Ruth Orkin, Robert Capa in a Café, Paris, France, 1952. © Photograph of Robert Capa by Ruth OrkinThis exhibition takes a broad look at the work of Robert Capa (1913-1954), the legendary war photographer and founder of modern photojournalism. His photos of the Spanish Civil War and D-Day are etched in everyone's memory and have shaped our image of the twentieth century.

Capa was commissioned by French, British and American photo magazines to cover all the major conflicts of his day. In 1938, following the publication of his photos of the Spanish Civil War, Britain's Picture Post acclaimed him 'the greatest war photographer in the world'. As well as photographing frontline fighting, Capa also captured the suffering of the civilian population. He had an unparalleled eye for the destructive effect of war on the lives of ordinary people. His photos can be hard and confrontational, but are more often subtle and moving.

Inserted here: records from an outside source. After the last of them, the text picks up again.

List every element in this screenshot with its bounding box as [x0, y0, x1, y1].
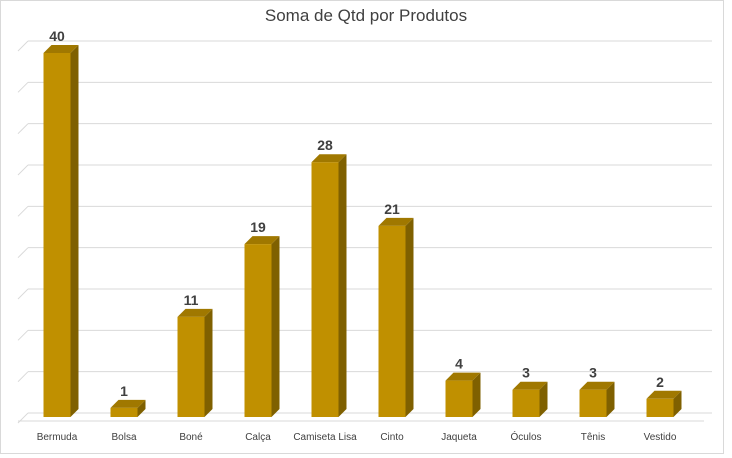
bar-front: [244, 244, 272, 417]
gridlines: [17, 40, 712, 424]
gridline-edge: [17, 123, 29, 135]
bar-front: [646, 398, 674, 417]
bar: [43, 45, 79, 417]
data-label: 3: [589, 365, 597, 381]
bar-side: [204, 308, 213, 417]
bar: [110, 399, 146, 417]
category-label: Camiseta Lisa: [293, 432, 357, 443]
data-label: 28: [317, 137, 333, 153]
bar-front: [445, 380, 473, 417]
bar-front: [512, 389, 540, 417]
bar-side: [271, 236, 280, 417]
bar-front: [378, 225, 406, 417]
bar-side: [137, 399, 146, 417]
gridline-edge: [17, 164, 29, 176]
category-label: Boné: [179, 432, 203, 443]
bar: [646, 390, 682, 417]
gridline-edge: [17, 371, 29, 383]
data-label: 4: [455, 356, 463, 372]
bar-top: [110, 399, 146, 408]
data-label: 21: [384, 201, 400, 217]
bar-side: [673, 390, 682, 417]
bar-side: [539, 381, 548, 417]
bar-top: [311, 154, 347, 163]
data-label: 19: [250, 219, 266, 235]
category-label: Bolsa: [111, 432, 136, 443]
bar-front: [43, 53, 71, 417]
data-label: 40: [49, 28, 65, 44]
category-label: Jaqueta: [441, 432, 477, 443]
bar-top: [177, 308, 213, 317]
bar-top: [512, 381, 548, 390]
gridline-edge: [17, 247, 29, 259]
bar: [579, 381, 615, 417]
data-label: 3: [522, 365, 530, 381]
bar-top: [579, 381, 615, 390]
bar-front: [579, 389, 607, 417]
category-label: Tênis: [581, 432, 605, 443]
bar-front: [177, 316, 205, 417]
chart-title: Soma de Qtd por Produtos: [264, 6, 468, 25]
bar: [177, 308, 213, 417]
bar: [244, 236, 280, 417]
category-label: Óculos: [510, 430, 541, 443]
data-label: 11: [184, 292, 199, 308]
bar: [445, 372, 481, 417]
bar-front: [110, 407, 138, 417]
bar-top: [378, 217, 414, 226]
bar-side: [405, 217, 414, 417]
bar-side: [606, 381, 615, 417]
bar-top: [43, 45, 79, 53]
category-label: Bermuda: [37, 432, 78, 443]
category-label: Cinto: [380, 432, 404, 443]
bar-top: [445, 372, 481, 381]
bar-side: [472, 372, 481, 417]
bars: [43, 45, 682, 417]
gridline-edge: [17, 288, 29, 300]
bar-top: [244, 236, 280, 245]
gridline-edge: [17, 205, 29, 217]
gridline-edge: [17, 81, 29, 93]
gridline-edge: [17, 329, 29, 341]
bar-side: [70, 45, 79, 417]
bar: [512, 381, 548, 417]
category-label: Vestido: [644, 432, 677, 443]
category-label: Calça: [245, 432, 271, 443]
bar-top: [646, 390, 682, 399]
bar-side: [338, 154, 347, 417]
bar: [311, 154, 347, 417]
gridline-edge: [17, 40, 29, 52]
data-label: 2: [656, 374, 664, 390]
data-label: 1: [120, 383, 128, 399]
bar-front: [311, 162, 339, 417]
category-labels: Bermuda Bolsa Boné Calça Camiseta Lisa Cinto J…: [37, 430, 677, 443]
bar: [378, 217, 414, 417]
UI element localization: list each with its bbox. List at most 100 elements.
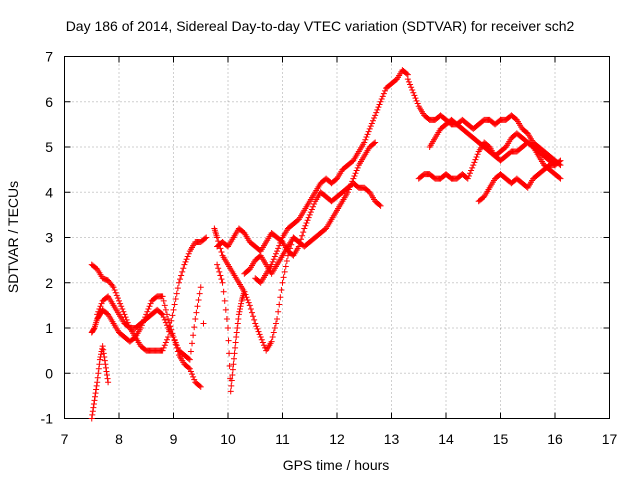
data-point bbox=[241, 288, 248, 295]
data-point bbox=[280, 274, 287, 281]
data-point bbox=[378, 96, 385, 103]
data-point bbox=[299, 232, 306, 239]
data-point bbox=[353, 167, 360, 174]
data-point bbox=[272, 320, 279, 327]
data-point bbox=[380, 90, 387, 97]
data-point bbox=[165, 315, 172, 322]
x-tick-label: 13 bbox=[384, 431, 400, 447]
data-point bbox=[218, 248, 225, 255]
data-point bbox=[275, 308, 282, 315]
data-point bbox=[413, 97, 420, 104]
data-point bbox=[190, 373, 197, 380]
data-point bbox=[364, 131, 371, 138]
data-point bbox=[104, 375, 111, 382]
data-point bbox=[306, 211, 313, 218]
data-point bbox=[191, 376, 198, 383]
data-point bbox=[274, 248, 281, 255]
series-track-a bbox=[88, 234, 210, 354]
data-point bbox=[303, 220, 310, 227]
data-point bbox=[471, 159, 478, 166]
data-point bbox=[362, 136, 369, 143]
data-point bbox=[118, 303, 125, 310]
data-point bbox=[95, 308, 102, 315]
data-point bbox=[177, 276, 184, 283]
data-point bbox=[193, 309, 200, 316]
data-point bbox=[104, 372, 111, 379]
data-point bbox=[349, 178, 356, 185]
data-point bbox=[190, 332, 197, 339]
data-point bbox=[351, 172, 358, 179]
data-point bbox=[354, 164, 361, 171]
data-point bbox=[376, 201, 383, 208]
data-point bbox=[272, 250, 279, 257]
data-point bbox=[238, 300, 245, 307]
data-point bbox=[311, 201, 318, 208]
data-point bbox=[369, 117, 376, 124]
data-point bbox=[186, 365, 193, 372]
data-point bbox=[226, 363, 233, 370]
data-point bbox=[102, 361, 109, 368]
data-point bbox=[172, 339, 179, 346]
data-point bbox=[146, 303, 153, 310]
data-point bbox=[189, 340, 196, 347]
x-tick-label: 12 bbox=[329, 431, 345, 447]
data-point bbox=[557, 175, 564, 182]
data-point bbox=[368, 120, 375, 127]
series-track-f bbox=[214, 261, 248, 395]
data-point bbox=[347, 183, 354, 190]
data-point bbox=[99, 343, 106, 350]
data-point bbox=[222, 306, 229, 313]
data-point bbox=[112, 289, 119, 296]
data-point bbox=[197, 383, 204, 390]
data-point bbox=[414, 100, 421, 107]
data-point bbox=[361, 139, 368, 146]
x-tick-label: 15 bbox=[493, 431, 509, 447]
data-point bbox=[278, 237, 285, 244]
data-point bbox=[159, 311, 166, 318]
data-point bbox=[215, 265, 222, 272]
data-point bbox=[161, 302, 168, 309]
data-point bbox=[144, 308, 151, 315]
data-point bbox=[105, 379, 112, 386]
data-point bbox=[113, 292, 120, 299]
data-point bbox=[172, 296, 179, 303]
data-point bbox=[171, 301, 178, 308]
data-point bbox=[195, 296, 202, 303]
data-point bbox=[119, 305, 126, 312]
data-point bbox=[300, 229, 307, 236]
data-point bbox=[248, 309, 255, 316]
data-point bbox=[281, 268, 288, 275]
data-point bbox=[183, 256, 190, 263]
data-point bbox=[282, 263, 289, 270]
data-point bbox=[100, 346, 107, 353]
data-point bbox=[254, 325, 261, 332]
data-point bbox=[363, 134, 370, 141]
data-point bbox=[310, 203, 317, 210]
data-point bbox=[99, 345, 106, 352]
data-point bbox=[275, 245, 282, 252]
data-point bbox=[223, 315, 230, 322]
y-axis-label: SDTVAR / TECUs bbox=[5, 181, 21, 293]
data-point bbox=[227, 388, 234, 395]
data-point bbox=[472, 156, 479, 163]
data-point bbox=[277, 239, 284, 246]
data-point bbox=[111, 286, 118, 293]
data-point bbox=[116, 297, 122, 304]
data-point bbox=[464, 175, 471, 182]
data-point bbox=[98, 300, 105, 307]
data-point bbox=[376, 101, 383, 108]
data-point bbox=[103, 368, 110, 375]
data-point bbox=[214, 261, 221, 268]
data-point bbox=[114, 295, 121, 302]
data-point bbox=[122, 314, 129, 321]
y-tick-label: 1 bbox=[45, 320, 53, 336]
data-point bbox=[403, 70, 410, 77]
data-point bbox=[161, 342, 168, 349]
y-tick-label: 0 bbox=[45, 365, 53, 381]
data-point bbox=[217, 272, 224, 279]
y-tick-label: 5 bbox=[45, 139, 53, 155]
data-point bbox=[216, 268, 223, 275]
data-point bbox=[169, 312, 176, 319]
data-point bbox=[189, 371, 196, 378]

As a photographer with a social conscience and as a passionate anti-fascist Capa regarded his photos as a weapon in the struggle against injustice, persecution and oppression. As he always said: 'The war photographer's most fervent wish is for unemployment.'

The exhibition is compiled by the famous MAGNUM photo agency co-founded by Capa.

Capa and Besnyö: Neighbours in Budapest
Robert Capa and Eva Besnyö, two major innovators of photography and both originally Hungarian Jews, were good friends and are presented here together for the first time in a joint exhibition. As children they lived on the same street in Budapest. Later, in 1931, they met again in Berlin. Besnyö had arrived there at the age of eighteen as a burgeoning photographer, attracted by the avant-garde artistic climate of the German capital. In Berlin she adopted the New Objectivity style, the new art movement that had transformed photography into an autonomous medium. Capa arrived in 1931, as a political refugee fleeing Miklós Horthy's dictatorial regime in Hungary. On Besnyö's advice, he took up photography and was introduced by her to the Dephot press photography agency. This was the start of a brilliant career in photo journalism.
Although the two former neighbourhood children went their separate ways as photographers, they remained firm friends throughout their lives. They regularly met, even after Besnyö had moved to the Netherlands. Both are among the leading photographers to emerge from Hungary, a country that has produced many internationally renowned photographers.